Il arriva juste au pied de la terrasse. Salammbô était penchée sur la balustrade ; ces effroyables prunelles la contemplaient, et la conscience lui surgit de tout ce qu'il avait souffert pour elle. Bien qu'il agonisât, elle le revoyait dans sa tente, à genoux, lui entourant la taille de ses bras, balbutiant des paroles douces ; elle avait soif de les sentir encore, de les entendre ; : elle ne voulait pas qu'il mourût ! A ce moment-là. Mâtho eut un grand tressaillement ; elle allait crier. Il s'abattit à la renverse et ne bougea plus. Salammbô, presque évanouie, fut rapportée sur son trône par les prêtres s'empressant autour d'elle. Ils la félicitaient ; c'était son oeuvre. Tous battaient des mains et trépignaient, en hurlant son nom. Un homme s'élança sur le cadavre. Bien qu'il fût sans barbe, il avait à l'épaule le manteau des prêtres de Moloch, et à la ceinture l'espèce de couteau leur servant à dépecer les viandes sacrées et que terminait, au bout du manche, une spatule d'or.
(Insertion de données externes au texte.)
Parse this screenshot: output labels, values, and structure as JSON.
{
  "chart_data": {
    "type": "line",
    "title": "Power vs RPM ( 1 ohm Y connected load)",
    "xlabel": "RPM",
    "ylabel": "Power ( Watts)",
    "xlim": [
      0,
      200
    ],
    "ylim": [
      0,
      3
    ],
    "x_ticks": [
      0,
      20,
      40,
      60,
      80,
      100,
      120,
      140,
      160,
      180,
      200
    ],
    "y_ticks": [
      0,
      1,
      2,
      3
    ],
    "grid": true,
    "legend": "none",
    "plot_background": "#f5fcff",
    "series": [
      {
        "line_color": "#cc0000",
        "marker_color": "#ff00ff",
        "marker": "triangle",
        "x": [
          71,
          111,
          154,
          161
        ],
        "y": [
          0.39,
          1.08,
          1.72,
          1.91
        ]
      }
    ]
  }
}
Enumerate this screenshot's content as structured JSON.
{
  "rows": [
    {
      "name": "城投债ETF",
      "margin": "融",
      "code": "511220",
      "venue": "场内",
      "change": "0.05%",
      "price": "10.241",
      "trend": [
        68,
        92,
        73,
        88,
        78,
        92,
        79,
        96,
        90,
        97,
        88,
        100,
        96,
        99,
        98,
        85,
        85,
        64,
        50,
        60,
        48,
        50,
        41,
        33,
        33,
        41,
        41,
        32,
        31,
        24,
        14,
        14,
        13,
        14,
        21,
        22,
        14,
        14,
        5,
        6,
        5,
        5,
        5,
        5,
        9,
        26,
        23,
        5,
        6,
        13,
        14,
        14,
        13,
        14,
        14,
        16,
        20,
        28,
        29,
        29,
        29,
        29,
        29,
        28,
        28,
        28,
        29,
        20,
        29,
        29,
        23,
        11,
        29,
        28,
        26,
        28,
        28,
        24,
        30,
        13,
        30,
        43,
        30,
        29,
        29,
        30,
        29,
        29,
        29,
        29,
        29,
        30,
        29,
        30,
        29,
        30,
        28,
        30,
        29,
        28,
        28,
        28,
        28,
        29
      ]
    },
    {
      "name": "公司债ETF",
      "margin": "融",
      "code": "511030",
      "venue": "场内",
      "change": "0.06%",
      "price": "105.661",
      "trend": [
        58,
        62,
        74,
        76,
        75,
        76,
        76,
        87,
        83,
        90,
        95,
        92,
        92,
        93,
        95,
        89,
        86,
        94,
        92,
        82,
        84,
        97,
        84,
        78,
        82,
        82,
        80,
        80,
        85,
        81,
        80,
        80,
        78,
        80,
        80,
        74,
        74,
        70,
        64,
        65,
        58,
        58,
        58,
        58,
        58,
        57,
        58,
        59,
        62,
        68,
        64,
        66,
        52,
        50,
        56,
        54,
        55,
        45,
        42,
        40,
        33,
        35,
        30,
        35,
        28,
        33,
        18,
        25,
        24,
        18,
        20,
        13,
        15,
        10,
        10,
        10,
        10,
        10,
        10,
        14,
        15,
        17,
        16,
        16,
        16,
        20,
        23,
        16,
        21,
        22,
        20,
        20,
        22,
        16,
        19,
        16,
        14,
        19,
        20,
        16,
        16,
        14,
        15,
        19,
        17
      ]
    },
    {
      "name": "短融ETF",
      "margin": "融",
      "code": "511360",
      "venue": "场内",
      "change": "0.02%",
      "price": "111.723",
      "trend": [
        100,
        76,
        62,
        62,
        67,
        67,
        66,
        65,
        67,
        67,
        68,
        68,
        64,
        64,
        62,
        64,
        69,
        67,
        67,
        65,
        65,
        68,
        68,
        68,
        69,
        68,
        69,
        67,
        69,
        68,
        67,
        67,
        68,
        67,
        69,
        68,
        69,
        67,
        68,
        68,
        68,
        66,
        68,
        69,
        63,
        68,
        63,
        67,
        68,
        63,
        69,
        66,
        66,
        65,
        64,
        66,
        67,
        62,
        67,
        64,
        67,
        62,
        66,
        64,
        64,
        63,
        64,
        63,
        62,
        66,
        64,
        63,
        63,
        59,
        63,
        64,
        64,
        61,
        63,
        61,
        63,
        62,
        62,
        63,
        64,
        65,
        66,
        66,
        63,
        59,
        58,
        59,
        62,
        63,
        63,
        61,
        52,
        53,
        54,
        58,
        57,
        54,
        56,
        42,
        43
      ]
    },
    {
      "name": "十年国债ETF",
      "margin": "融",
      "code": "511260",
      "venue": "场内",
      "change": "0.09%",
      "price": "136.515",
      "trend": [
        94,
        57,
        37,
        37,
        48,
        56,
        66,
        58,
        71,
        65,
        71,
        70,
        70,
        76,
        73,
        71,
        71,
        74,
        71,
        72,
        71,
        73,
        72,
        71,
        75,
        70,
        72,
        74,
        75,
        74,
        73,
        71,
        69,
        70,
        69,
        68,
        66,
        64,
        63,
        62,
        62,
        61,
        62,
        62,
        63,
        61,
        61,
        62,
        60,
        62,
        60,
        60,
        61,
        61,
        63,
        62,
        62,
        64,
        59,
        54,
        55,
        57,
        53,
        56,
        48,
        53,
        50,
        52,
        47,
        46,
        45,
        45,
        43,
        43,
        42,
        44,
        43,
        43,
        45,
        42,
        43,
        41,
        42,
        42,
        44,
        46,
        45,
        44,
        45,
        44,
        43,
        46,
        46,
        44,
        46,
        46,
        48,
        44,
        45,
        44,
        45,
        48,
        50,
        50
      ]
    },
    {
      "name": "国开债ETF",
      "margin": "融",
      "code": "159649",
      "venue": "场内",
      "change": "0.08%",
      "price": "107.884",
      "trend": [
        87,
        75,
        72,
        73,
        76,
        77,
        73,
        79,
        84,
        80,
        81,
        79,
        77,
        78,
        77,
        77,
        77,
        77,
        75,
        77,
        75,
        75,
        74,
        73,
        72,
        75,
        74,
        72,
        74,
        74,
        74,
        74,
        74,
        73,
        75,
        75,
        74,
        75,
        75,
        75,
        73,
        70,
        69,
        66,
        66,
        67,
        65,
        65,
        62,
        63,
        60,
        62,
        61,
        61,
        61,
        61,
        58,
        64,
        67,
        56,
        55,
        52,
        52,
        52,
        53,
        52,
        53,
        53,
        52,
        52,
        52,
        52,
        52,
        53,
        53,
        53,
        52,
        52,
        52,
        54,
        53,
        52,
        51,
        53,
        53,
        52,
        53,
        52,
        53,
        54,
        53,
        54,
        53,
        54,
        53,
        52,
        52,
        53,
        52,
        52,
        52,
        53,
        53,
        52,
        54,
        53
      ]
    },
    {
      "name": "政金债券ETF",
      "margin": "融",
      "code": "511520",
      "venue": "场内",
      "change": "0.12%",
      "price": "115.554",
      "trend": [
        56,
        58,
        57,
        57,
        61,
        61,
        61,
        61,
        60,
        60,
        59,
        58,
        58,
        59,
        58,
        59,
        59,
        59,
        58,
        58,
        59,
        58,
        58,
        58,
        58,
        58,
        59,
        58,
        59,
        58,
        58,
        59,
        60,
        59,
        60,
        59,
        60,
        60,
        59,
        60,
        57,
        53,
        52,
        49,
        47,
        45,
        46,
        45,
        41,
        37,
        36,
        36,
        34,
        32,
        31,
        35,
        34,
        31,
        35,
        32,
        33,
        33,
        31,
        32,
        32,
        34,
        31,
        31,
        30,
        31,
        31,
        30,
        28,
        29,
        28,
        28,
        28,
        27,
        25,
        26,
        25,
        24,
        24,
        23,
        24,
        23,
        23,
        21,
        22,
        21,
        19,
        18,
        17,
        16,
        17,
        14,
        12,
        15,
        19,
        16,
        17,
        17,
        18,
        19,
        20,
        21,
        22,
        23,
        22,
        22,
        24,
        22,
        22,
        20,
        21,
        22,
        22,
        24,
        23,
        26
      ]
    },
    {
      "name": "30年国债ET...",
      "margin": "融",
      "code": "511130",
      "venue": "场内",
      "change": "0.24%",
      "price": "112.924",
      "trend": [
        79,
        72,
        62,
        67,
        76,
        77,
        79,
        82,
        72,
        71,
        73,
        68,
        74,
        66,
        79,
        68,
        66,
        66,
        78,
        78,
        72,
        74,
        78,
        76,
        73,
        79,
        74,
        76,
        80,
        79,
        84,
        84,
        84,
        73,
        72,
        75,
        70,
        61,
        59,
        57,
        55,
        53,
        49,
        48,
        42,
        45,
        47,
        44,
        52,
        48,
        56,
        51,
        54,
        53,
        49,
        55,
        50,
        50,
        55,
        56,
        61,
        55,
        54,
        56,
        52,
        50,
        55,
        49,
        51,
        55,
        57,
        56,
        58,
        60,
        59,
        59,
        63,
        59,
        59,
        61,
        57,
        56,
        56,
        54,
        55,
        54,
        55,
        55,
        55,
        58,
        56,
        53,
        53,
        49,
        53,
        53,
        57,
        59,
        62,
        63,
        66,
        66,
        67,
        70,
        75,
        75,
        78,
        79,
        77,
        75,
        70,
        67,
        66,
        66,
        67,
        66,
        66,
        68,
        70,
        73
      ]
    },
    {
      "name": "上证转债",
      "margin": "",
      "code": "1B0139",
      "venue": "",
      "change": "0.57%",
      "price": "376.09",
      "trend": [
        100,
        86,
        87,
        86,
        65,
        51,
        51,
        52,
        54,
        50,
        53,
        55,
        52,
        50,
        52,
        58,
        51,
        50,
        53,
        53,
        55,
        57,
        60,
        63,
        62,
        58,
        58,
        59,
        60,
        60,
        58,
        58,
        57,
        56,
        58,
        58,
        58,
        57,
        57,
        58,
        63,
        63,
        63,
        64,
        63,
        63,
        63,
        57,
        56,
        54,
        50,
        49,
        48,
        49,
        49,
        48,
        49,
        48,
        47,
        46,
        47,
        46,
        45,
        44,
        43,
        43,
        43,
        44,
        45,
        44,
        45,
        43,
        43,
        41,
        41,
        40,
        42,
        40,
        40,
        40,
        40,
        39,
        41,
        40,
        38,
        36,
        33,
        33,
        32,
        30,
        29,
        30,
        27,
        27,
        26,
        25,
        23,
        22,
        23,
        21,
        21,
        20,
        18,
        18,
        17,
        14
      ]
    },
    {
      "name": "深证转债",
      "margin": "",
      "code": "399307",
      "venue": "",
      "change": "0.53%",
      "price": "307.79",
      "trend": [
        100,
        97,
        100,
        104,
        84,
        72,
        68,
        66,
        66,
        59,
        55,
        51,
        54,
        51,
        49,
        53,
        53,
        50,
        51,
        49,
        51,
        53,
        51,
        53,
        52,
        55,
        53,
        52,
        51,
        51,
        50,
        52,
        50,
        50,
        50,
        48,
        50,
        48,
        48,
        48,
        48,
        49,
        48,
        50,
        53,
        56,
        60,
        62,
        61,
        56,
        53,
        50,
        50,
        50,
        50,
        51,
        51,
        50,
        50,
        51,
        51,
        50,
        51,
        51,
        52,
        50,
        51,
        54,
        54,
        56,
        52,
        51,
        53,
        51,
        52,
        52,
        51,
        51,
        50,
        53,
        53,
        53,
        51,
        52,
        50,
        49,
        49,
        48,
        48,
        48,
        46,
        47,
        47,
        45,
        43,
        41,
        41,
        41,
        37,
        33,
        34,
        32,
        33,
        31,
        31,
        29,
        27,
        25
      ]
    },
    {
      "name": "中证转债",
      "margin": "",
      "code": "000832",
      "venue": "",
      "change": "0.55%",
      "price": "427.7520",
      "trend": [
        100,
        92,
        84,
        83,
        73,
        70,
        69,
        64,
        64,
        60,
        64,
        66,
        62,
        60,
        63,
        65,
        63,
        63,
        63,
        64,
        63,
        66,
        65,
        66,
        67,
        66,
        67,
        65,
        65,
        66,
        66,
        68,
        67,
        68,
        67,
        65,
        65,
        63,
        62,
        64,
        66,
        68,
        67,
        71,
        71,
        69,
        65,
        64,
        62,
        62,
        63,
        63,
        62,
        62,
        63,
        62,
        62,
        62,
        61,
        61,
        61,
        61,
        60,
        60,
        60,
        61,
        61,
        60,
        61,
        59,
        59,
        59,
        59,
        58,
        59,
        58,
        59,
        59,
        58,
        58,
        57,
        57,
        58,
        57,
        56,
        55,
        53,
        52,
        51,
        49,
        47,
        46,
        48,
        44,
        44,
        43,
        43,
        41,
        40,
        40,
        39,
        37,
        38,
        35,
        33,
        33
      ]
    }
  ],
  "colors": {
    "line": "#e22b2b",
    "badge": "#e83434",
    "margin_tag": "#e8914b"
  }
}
D'un seul coup il fendit la poitrine de Mâtho, puis en arracha le coeur, le posa sur la cuiller, et Schahabarim, levant son bras, l'offrit au soleil. 
Le soleil s'abaissait derrière les flots ; ses rayons arrivaient comme de longues flèches sur le coeur tout rouge. L'astre s'enfonçait dans la mer à mesure que les battements diminuaient ; à la dernière palpitation, il disparut. 
Alors, depuis le golfe jusqu'à la lagune et de l'isthme jusqu'au phare, dans toutes les rues, sur toutes les maisons et sur tous les temples, ce fut un seul cri ; quelquefois il s'arrêtait, puis recommençait ; les édifices en tremblaient ; Carthage était comme convulsée dans le spasme d'une joie titanique et d'un espoir sans bornes. 
Narr'Havas, enivré d'orgueil, passa son bras gauche sous la taille de Salammbô, en signe de possession ; et, de la droite, prenant une patère d'or, il but au génie de Carthage. 
Salammbô se leva comme son époux, avec une coupe à la main, afin de boire aussi. Elle retomba, la tête en arrière, par-dessus le dossier du trône, - blême, raidie, les lèvres ouvertes, - et ses cheveux dénoués pendaient jusqu'à terre. 
Ainsi mourut la fille d'Hamilcar pour avoir touché au manteau de Tanit.